Man who shot Oakland police officer gets 57 years to life

OAKLAND, Calif. (KTVU and wires) -- A 32-year-old man was sentenced Wednesday to 57 years to life in state prison for his conviction for two counts of attempted murder and other charges after he shot a police officer and shot at another man in East Oakland two years ago.

Prosecutor Patrick Moriarty said during the trial of Nathaniel Cook last month that even though Cook may have mental issues, "he knew what he was doing" during what Moriarty described as "a three-minute crime spree" in the area of 48th Avenue and East 12th Street at about 5:45 p.m. on Jan. 25, 2013.
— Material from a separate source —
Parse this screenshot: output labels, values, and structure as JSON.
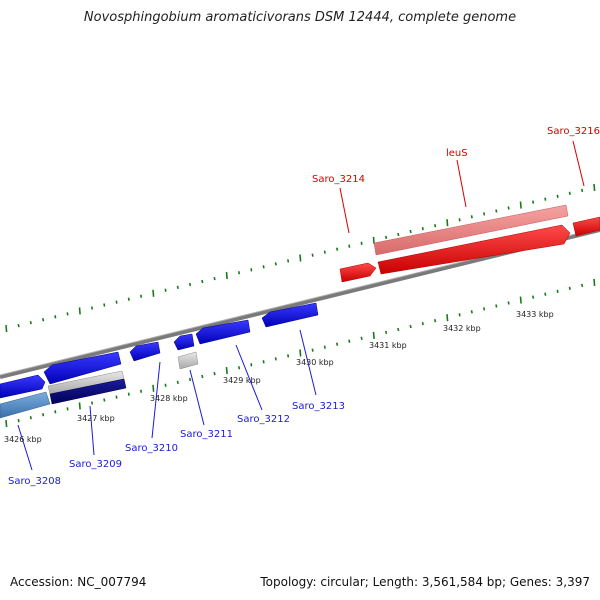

Moriarty said Cook was armed with a semi-automatic gun when he stole a bicycle belonging to Hector Arreola, then shot at a second man, Jose Antunez, who tried to stop him, shot and wounded Oakland police Officer D'Vour Thurston and pointed his gun at another man.

Antunez wasn't injured in the incident.

In addition to one count of the attempted murder of a peace officer for shooting Thurston and one count of attempted murder for shooting at Antunez, Cook was convicted of second-degree robbery, shooting at an occupied vehicle and two counts of assault.

He also was convicted of a misdemeanor count of brandishing a firearm for allegedly pointing his gun at a cab driver who drove by the crime scene.

After Cook was convicted, Alameda County Superior Court Judge Allan Hymer conducted a sanity phase in which he found that Cook was legally sane at the time of the crimes.

Jurors in the case watched videos of the incident that were taken by security cameras at multiple businesses in the area.

Cooks' attorney Barbara Thomas admitted in her closing argument that Cook was the suspect depicted in the videos and said there was no question he was involved in the incident.

But Thomas said the key issue in the case was Cook's state of mind at the time and whether he had a specific intent to kill Thurston and Antunez.

After Cook was sentenced Wednesday, Thomas said she still doesn't think Cook is legally culpable for the acts he committed because "he was not aware of what was going on."

Thomas said Cook "was in a full-blown state of paranoia that was triggered by his past use of drugs."

Moriarty said Thurston and another police officer, Rochard Holton, were in the vicinity of Cook's crime spree because they were investigating a hit-and-run. They heard the gunshots that Cook fired at Antunez and responded to the scene in separate patrol cars.

Thurston was the first to arrive and Cook, who was hiding behind a car, fired at least two shots at the officer, one of which struck him in his left thigh, Moriarty said.

Holton arrived a short time later and fired three shots at Cook but missed, the prosecutor said.

Cook then put his hands up and surrendered, according to Moriarty.

Thurston, 43, testified during the trial that he retired shortly after the incident.

Moriarty said Thurston still has a bullet in his leg and can't exercise to the same extent he did before he was shot.